Six Celestial Swords is an incredibly well-written and gripping fantasy novel. It is full of wonderfully detailed and beautiful descriptions that really bring the story to life and many memorable characters. The novel kept a steady pace with plenty of action and twists and turns. I thoroughly enjoyed reading Six Celestial Swords and can’t wait to read the next book in this amazing fantasy series.

Review: The Poppet and the Lune

The Poppet and the Lune

The Poppet and the Lune by Madeline Claire Franklin

A lyrical, original fairy tale for all ages, with a cast of characters you won’t soon forget.

The witch who made the patchwork girl died before she could give her creation a name. Stitched together from the remains of the villagers’ dead children—whose memories still live in her flesh—the patchwork girl is a spell as yet unfinished, held together by nothing more than a ring made of moonbeams. She can never be what her parents want her to be: a replacement for the children they’ve lost. So when the poppet grows up, and grows tired of being a disappointment, she decides to embark upon a journey through the Everwood Forest in search of her real name.

In the forest she meets Faolin, a newly made wereman (a man trapped as a wolf except during the full moon) running from the beasts who made him. Wanting nothing more than to become human again, and to return to his fiancée, the patchwork girl promises to help him in his quest is he will help in hers.
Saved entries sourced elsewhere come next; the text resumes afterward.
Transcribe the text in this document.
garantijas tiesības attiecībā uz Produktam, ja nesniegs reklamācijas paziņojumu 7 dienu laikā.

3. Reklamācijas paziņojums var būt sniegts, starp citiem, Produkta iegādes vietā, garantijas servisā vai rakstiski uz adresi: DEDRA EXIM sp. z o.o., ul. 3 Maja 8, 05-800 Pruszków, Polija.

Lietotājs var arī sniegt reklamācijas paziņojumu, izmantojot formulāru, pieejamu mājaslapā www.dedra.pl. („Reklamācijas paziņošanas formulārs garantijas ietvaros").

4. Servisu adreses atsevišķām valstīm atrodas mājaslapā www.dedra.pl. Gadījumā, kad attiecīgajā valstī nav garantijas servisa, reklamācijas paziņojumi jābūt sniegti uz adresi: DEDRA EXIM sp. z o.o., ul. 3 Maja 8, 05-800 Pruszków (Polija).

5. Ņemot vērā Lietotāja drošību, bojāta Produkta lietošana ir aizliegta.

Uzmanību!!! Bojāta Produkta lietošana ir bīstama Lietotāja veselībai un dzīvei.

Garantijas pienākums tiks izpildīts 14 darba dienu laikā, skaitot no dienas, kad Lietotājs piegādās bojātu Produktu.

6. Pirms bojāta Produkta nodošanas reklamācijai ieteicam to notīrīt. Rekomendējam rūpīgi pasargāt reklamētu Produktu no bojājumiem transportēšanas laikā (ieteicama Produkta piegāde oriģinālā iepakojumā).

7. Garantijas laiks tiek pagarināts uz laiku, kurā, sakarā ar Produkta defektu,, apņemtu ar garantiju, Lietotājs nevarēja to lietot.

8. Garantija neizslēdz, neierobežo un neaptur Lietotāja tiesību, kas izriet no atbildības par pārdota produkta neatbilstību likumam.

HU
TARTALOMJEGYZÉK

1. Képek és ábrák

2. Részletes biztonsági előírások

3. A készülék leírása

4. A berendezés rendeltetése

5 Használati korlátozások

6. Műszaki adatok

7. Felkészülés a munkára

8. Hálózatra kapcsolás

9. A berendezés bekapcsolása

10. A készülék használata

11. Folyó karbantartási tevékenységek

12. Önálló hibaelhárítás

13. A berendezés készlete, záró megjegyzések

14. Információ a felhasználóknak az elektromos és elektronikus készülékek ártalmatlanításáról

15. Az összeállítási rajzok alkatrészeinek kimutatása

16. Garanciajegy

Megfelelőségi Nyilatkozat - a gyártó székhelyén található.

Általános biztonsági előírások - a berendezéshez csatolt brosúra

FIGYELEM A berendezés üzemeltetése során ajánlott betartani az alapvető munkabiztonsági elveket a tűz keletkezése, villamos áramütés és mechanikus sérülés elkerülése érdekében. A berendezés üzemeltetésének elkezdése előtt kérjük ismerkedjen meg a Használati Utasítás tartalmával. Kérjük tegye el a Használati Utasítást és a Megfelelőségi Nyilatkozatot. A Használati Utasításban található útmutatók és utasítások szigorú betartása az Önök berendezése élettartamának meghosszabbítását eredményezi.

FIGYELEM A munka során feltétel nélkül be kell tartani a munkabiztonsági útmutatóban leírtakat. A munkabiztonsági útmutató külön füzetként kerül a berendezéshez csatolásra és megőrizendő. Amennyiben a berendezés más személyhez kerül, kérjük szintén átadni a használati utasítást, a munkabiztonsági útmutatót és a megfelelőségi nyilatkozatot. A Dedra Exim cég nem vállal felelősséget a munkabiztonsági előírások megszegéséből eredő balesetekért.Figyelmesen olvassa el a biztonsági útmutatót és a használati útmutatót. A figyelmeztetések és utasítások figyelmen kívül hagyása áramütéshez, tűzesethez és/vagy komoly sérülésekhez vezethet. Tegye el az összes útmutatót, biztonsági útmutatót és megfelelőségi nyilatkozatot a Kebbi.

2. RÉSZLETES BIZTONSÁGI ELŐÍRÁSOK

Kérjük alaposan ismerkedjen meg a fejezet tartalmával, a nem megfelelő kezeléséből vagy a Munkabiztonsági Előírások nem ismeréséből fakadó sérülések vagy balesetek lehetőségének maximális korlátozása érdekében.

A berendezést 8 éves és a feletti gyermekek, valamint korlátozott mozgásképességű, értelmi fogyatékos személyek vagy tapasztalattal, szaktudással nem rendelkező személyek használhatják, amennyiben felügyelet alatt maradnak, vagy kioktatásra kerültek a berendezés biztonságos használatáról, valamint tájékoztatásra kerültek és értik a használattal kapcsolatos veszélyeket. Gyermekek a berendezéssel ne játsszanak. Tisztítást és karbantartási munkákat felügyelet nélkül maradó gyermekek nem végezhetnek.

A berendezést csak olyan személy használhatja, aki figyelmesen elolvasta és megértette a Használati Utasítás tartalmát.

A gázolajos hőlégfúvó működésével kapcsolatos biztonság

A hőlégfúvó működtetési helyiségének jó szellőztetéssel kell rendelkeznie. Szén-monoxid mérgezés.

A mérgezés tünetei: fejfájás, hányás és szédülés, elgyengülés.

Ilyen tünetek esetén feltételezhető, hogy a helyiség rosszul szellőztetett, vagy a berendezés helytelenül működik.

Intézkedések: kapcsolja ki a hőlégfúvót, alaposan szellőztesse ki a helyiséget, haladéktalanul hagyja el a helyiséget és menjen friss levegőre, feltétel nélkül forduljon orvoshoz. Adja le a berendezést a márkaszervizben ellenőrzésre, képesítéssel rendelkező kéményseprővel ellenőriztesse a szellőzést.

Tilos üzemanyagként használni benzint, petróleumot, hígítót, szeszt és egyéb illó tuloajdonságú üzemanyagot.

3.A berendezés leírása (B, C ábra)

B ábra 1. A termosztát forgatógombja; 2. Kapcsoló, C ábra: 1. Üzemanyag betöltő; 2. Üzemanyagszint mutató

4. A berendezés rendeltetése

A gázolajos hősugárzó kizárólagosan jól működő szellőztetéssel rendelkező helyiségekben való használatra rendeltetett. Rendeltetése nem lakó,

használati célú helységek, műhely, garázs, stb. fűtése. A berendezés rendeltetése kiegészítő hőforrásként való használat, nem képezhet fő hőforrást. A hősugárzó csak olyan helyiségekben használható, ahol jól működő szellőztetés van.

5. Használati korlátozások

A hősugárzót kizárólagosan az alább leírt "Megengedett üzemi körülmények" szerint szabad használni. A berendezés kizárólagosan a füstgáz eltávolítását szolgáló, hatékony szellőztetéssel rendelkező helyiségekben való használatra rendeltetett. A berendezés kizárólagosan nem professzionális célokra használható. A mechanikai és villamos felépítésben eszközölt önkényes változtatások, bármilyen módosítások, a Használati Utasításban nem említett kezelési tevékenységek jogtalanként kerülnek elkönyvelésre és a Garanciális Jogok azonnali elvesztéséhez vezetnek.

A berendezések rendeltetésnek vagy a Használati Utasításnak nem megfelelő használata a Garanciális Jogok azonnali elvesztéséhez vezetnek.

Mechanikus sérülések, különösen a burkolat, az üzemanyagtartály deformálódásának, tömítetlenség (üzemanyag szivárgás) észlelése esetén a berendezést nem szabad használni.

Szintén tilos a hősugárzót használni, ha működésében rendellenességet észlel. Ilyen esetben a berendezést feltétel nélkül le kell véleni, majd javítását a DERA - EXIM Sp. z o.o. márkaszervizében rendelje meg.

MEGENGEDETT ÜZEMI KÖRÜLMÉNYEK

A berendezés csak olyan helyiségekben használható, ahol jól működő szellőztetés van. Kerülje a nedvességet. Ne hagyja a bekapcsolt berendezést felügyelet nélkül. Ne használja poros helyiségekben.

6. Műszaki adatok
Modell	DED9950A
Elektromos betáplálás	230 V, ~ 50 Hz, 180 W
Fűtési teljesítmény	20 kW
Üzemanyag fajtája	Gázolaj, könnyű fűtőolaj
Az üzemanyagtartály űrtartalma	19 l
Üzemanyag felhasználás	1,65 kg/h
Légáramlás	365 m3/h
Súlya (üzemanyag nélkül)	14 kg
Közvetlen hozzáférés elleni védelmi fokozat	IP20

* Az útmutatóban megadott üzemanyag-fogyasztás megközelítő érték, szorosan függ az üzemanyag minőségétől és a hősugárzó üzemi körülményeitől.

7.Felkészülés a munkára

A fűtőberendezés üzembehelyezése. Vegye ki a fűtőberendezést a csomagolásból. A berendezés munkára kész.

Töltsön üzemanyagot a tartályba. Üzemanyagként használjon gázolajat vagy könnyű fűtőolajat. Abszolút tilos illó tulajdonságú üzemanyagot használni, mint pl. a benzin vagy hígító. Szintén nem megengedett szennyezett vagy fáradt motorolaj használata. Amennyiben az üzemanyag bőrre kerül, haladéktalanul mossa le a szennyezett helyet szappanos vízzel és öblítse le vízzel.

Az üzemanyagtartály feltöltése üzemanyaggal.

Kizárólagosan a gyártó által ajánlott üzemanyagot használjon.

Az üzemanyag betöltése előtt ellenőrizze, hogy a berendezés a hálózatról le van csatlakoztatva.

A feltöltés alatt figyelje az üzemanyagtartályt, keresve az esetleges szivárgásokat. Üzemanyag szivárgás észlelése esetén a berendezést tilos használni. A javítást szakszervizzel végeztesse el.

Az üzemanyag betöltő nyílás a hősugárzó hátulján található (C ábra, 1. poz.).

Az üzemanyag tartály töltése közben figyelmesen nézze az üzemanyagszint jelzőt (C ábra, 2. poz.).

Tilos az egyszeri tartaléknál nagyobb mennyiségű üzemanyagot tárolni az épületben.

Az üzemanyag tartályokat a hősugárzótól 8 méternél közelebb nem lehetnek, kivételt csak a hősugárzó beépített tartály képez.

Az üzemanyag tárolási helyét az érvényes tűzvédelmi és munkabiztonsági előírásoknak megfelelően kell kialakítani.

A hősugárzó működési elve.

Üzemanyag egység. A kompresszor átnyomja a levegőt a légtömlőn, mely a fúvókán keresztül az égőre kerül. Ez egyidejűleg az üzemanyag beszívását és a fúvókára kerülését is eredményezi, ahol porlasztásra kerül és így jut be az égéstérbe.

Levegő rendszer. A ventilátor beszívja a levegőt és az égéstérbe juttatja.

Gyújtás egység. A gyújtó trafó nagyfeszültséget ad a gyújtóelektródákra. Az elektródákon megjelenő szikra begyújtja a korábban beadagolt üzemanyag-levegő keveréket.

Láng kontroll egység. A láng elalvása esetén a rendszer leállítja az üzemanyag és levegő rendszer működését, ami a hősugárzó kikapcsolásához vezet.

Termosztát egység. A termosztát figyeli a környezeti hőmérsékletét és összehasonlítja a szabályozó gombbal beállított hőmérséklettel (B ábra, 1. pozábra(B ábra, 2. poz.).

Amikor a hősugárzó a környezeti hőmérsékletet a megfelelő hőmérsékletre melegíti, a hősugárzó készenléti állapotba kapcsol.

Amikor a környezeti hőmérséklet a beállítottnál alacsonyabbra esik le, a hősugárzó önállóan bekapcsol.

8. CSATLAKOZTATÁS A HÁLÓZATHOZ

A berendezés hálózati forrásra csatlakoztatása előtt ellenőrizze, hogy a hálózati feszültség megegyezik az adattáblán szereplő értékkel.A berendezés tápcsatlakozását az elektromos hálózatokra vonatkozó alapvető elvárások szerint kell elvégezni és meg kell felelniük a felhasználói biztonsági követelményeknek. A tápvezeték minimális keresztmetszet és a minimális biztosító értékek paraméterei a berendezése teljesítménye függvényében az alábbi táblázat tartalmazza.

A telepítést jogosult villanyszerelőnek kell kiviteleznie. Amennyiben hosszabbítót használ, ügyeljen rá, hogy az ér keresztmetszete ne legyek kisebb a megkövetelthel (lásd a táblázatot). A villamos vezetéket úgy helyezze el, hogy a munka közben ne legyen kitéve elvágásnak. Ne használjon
Together they face the dangers of the forest, forming an unlikely bond as their paths wind together: Faolin running from his destiny, the patchwork girl in search of her own, and both of them bound by moonlight.

But Faolin, afraid of the beast he has become, has known all along what he must do in order to lift the curse and return to his fiancée-in fact, it is the very reason he sought out the patchwork girl to begin with. But now, his cure has become the very reason why he must leave her: to protect her from himself.

Purchase Links: www.amazon.com, audible 

The Poppet and the Lune on www.goodreads.com


Review

*I received this book for free in exchange for an honest review*

Rating: 5 Stars

The Poppet and the Lune tells the story of Elizabeth, the patchwork girl who wishes to find her own place in the world.

The patchwork girl was not born, she was created by a witch on the demands of the grieving villagers who had just lost their own children. The witch died before she could finish or name her creation and so the villagers called her Elizabeth; a name that did not feel was her own. As time passes and the women of village have more children, Elizabeth begins to feel outcast and so she leaves the village behind.

The Poppet and the Lune is a delightful modern fairytale telling of Elizabeth’s journey that will appeal to children and adults alike. The style and description used in the novel flows beautifully, although in a couple of places it could have been shortened in favour of moving the story forward at a slightly faster pace. The characters are very imaginative and each one is memorable in their own way.

This is a review of the audio version of The Poppet and the Lune and I would also like to comment on the narration read by Elizabeth Basalto. Elizabeth did a wonderful job of bringing the story of The Poppet and the Lune to life. She demonstrates her immense talent in the role of each character and the narrator’s part perfectly.

I would recommend the story of The Poppet and the Lune to anyone who enjoys a modern fairytale that does not shy away from the darker sides to life.